The Northern Powerhouse rail scheme is being drawn up by local authorities and business leaders to create connections between HS2 and cities not directly on its route.

On Europe, Mr Hammond said Britain could be freer and more prosperous after Brexit but people should not take such a "prize" outcome for granted.

Earlier, he told the BBC that he operates on the basis "everyone is sackable", after Boris Johnson's repeated Brexit interventions prompted calls from some in the party for him to be replaced.

Mr Hammond said the foreign secretary's recent interventions were a "rhetorical flourish" but the cabinet was agreed on a transition period of "around two years" to give businesses "certainty and comfort" to plan ahead.

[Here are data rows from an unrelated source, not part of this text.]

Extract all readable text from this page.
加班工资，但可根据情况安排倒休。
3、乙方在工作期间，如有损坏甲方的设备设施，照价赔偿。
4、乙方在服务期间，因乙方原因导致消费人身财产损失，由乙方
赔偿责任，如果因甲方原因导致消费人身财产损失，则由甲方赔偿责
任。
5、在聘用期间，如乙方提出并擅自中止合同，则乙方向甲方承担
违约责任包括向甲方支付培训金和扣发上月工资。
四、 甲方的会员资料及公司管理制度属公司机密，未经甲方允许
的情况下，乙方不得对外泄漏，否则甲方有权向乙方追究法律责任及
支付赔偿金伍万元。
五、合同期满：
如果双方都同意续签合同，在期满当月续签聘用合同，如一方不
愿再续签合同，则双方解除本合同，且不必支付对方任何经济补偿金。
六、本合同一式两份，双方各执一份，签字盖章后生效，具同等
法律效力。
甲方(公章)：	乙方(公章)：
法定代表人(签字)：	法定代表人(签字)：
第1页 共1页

On the second day of the conference, Work and Pensions Secretary David Gauke also announced new guidance to job centres for giving cash advances to benefit claimants.

The government has been under pressure to pause the national roll-out of Universal Credit amid mounting concern families forced to wait six weeks for their first payment will be left destitute and homeless.

Mr Gauke said he wanted to help those struggling to make ends meet but would not halt the programme, saying it was helping people to find work and progress to better-paid jobs.